Green (0 to 50) means the air is clean. Once a region crosses from yellow into orange (101 to 150), sensitive groups face a more meaningful health risk, and the general public may start to notice the air quality too.
Yellow on Zoning and Land Use Maps
In urban planning, yellow is the standard color for residential land use. The American Planning Association’s Land Based Classification Standards recommend using yellow for residential activities and shades of yellow for residential subcategories, like single-family homes versus apartments. Most city zoning maps follow this convention, so if you’re looking at a municipal zoning map and see a yellow area, it almost certainly means housing.
Other common zoning colors include red or pink for commercial areas, purple or blue for industrial zones, and green for parks or open space. These aren’t universal laws, so checking the map’s legend is always worth the five seconds, but yellow-for-residential is one of the most consistent conventions in planning maps worldwide.
Yellow on Topographic Maps
On USGS topographic maps, yellow is used sparingly. It appears as a tint for built-up urban areas and in certain point symbols, like state capitol markers (a black star over a yellow circle). The dominant colors on a topo map are brown (contour lines showing elevation), blue (water features), green (vegetation), and black (roads and structures). Yellow fills in areas of dense development to distinguish them visually from surrounding open land.
Yellow on Aeronautical Charts
Pilots reading aeronautical charts see yellow used to mark cities and large towns. International Civil Aviation Organization standards specify that cities should appear in yellow or grey shading, with yellow recommended for the largest urban areas. This helps pilots quickly identify populated areas during visual navigation, which matters for both route planning and emergency landing considerations.

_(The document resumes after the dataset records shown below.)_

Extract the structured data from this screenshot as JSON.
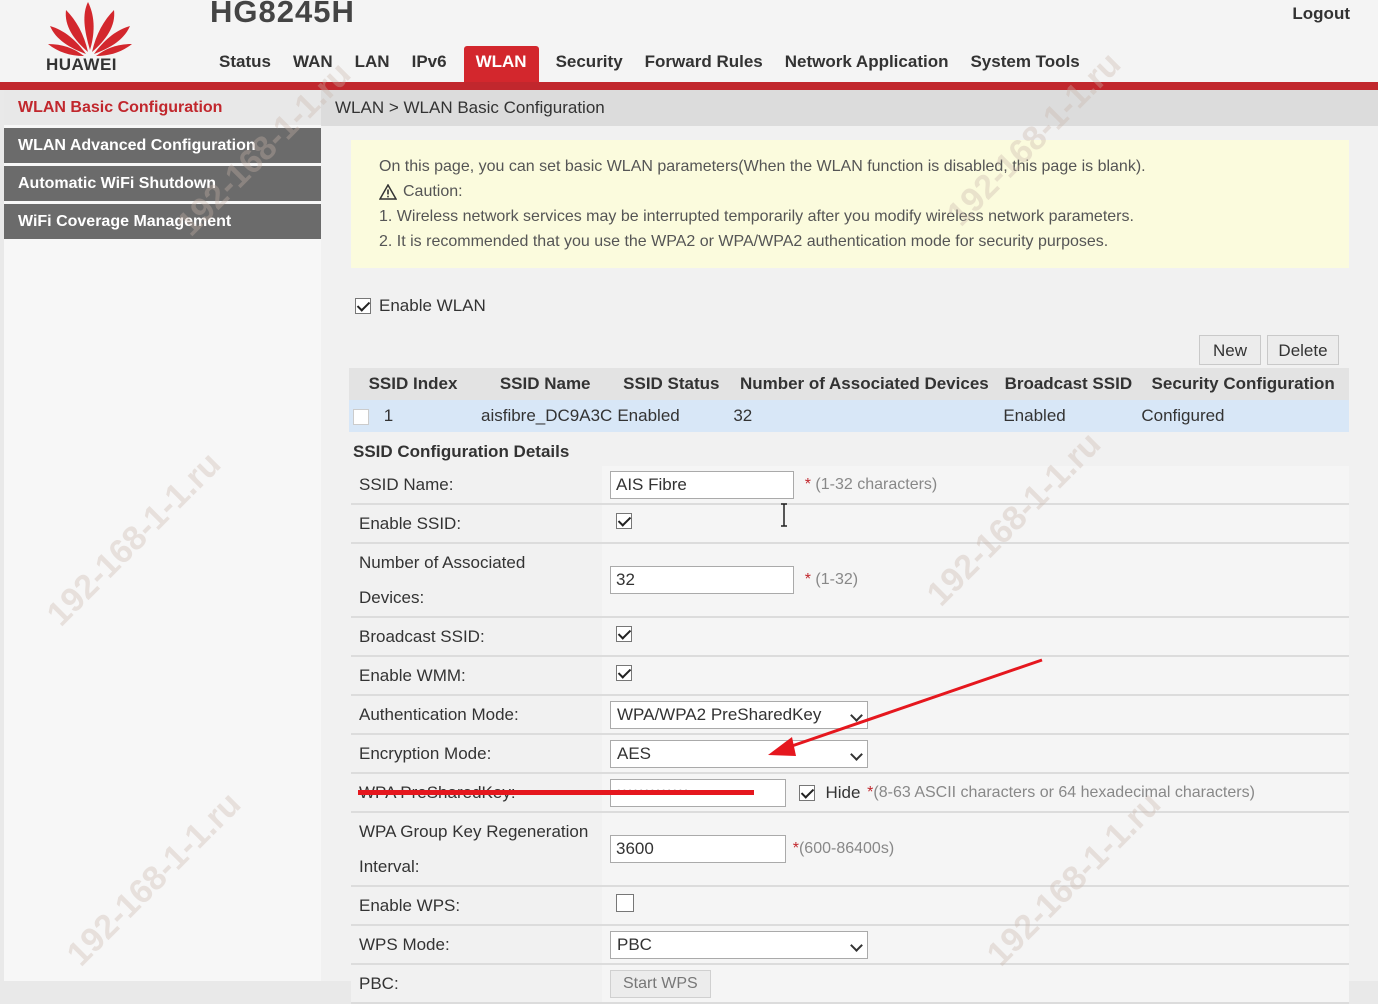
{
  "header": {
    "brand": "HUAWEI",
    "model": "HG8245H",
    "logout": "Logout",
    "brand_color": "#d3272d"
  },
  "nav": {
    "items": [
      {
        "label": "Status"
      },
      {
        "label": "WAN"
      },
      {
        "label": "LAN"
      },
      {
        "label": "IPv6"
      },
      {
        "label": "WLAN",
        "active": true
      },
      {
        "label": "Security"
      },
      {
        "label": "Forward Rules"
      },
      {
        "label": "Network Application"
      },
      {
        "label": "System Tools"
      }
    ]
  },
  "sidebar": {
    "items": [
      {
        "label": "WLAN Basic Configuration",
        "active": true
      },
      {
        "label": "WLAN Advanced Configuration"
      },
      {
        "label": "Automatic WiFi Shutdown"
      },
      {
        "label": "WiFi Coverage Management"
      }
    ]
  },
  "breadcrumb": "WLAN > WLAN Basic Configuration",
  "notice": {
    "intro": "On this page, you can set basic WLAN parameters(When the WLAN function is disabled, this page is blank).",
    "caution_label": "Caution:",
    "line1": "1. Wireless network services may be interrupted temporarily after you modify wireless network parameters.",
    "line2": "2. It is recommended that you use the WPA2 or WPA/WPA2 authentication mode for security purposes."
  },
  "enable_wlan": {
    "label": "Enable WLAN",
    "checked": true
  },
  "buttons": {
    "new": "New",
    "delete": "Delete"
  },
  "ssid_table": {
    "headers": [
      "SSID Index",
      "SSID Name",
      "SSID Status",
      "Number of Associated Devices",
      "Broadcast SSID",
      "Security Configuration"
    ],
    "rows": [
      {
        "index": "1",
        "name": "aisfibre_DC9A3C",
        "status": "Enabled",
        "devices": "32",
        "broadcast": "Enabled",
        "security": "Configured"
      }
    ]
  },
  "details": {
    "title": "SSID Configuration Details",
    "ssid_name": {
      "label": "SSID Name:",
      "value": "AIS Fibre",
      "hint": "(1-32 characters)"
    },
    "enable_ssid": {
      "label": "Enable SSID:",
      "checked": true
    },
    "assoc_devices": {
      "label_line1": "Number of Associated",
      "label_line2": "Devices:",
      "value": "32",
      "hint": "(1-32)"
    },
    "broadcast_ssid": {
      "label": "Broadcast SSID:",
      "checked": true
    },
    "enable_wmm": {
      "label": "Enable WMM:",
      "checked": true
    },
    "auth_mode": {
      "label": "Authentication Mode:",
      "value": "WPA/WPA2 PreSharedKey"
    },
    "encryption_mode": {
      "label": "Encryption Mode:",
      "value": "AES"
    },
    "psk": {
      "label": "WPA PreSharedKey:",
      "value": "•••••••••••••",
      "hide_label": "Hide",
      "hide_checked": true,
      "hint": "(8-63 ASCII characters or 64 hexadecimal characters)"
    },
    "group_key": {
      "label_line1": "WPA Group Key Regeneration",
      "label_line2": "Interval:",
      "value": "3600",
      "hint": "(600-86400s)"
    },
    "enable_wps": {
      "label": "Enable WPS:",
      "checked": false
    },
    "wps_mode": {
      "label": "WPS Mode:",
      "value": "PBC"
    },
    "pbc": {
      "label": "PBC:",
      "button": "Start WPS"
    }
  },
  "watermarks": [
    "192-168-1-1.ru",
    "192-168-1-1.ru",
    "192-168-1-1.ru",
    "192-168-1-1.ru",
    "192-168-1-1.ru",
    "192-168-1-1.ru"
  ]
}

How to Check What Yellow Means on Any Map
Every well-made map includes a legend or key, usually in a corner or accessible through a menu on digital maps. Because yellow can mean traffic congestion on one layer and a major road on another, even within the same app, the legend is the only reliable way to confirm what you’re seeing. On Google Maps, you can tap the layer icon (the stacked-diamond symbol) to see which layers are active. On weather apps, look for a color bar along the edge of the radar view that shows the intensity scale.
If no legend is visible and you’re trying to interpret a screenshot or printed map, context usually resolves it. Yellow lines on a road network are arterial roads. Yellow patches on a radar image are rain. Yellow zones on a city planning document are neighborhoods where people live. The map type tells you which convention applies.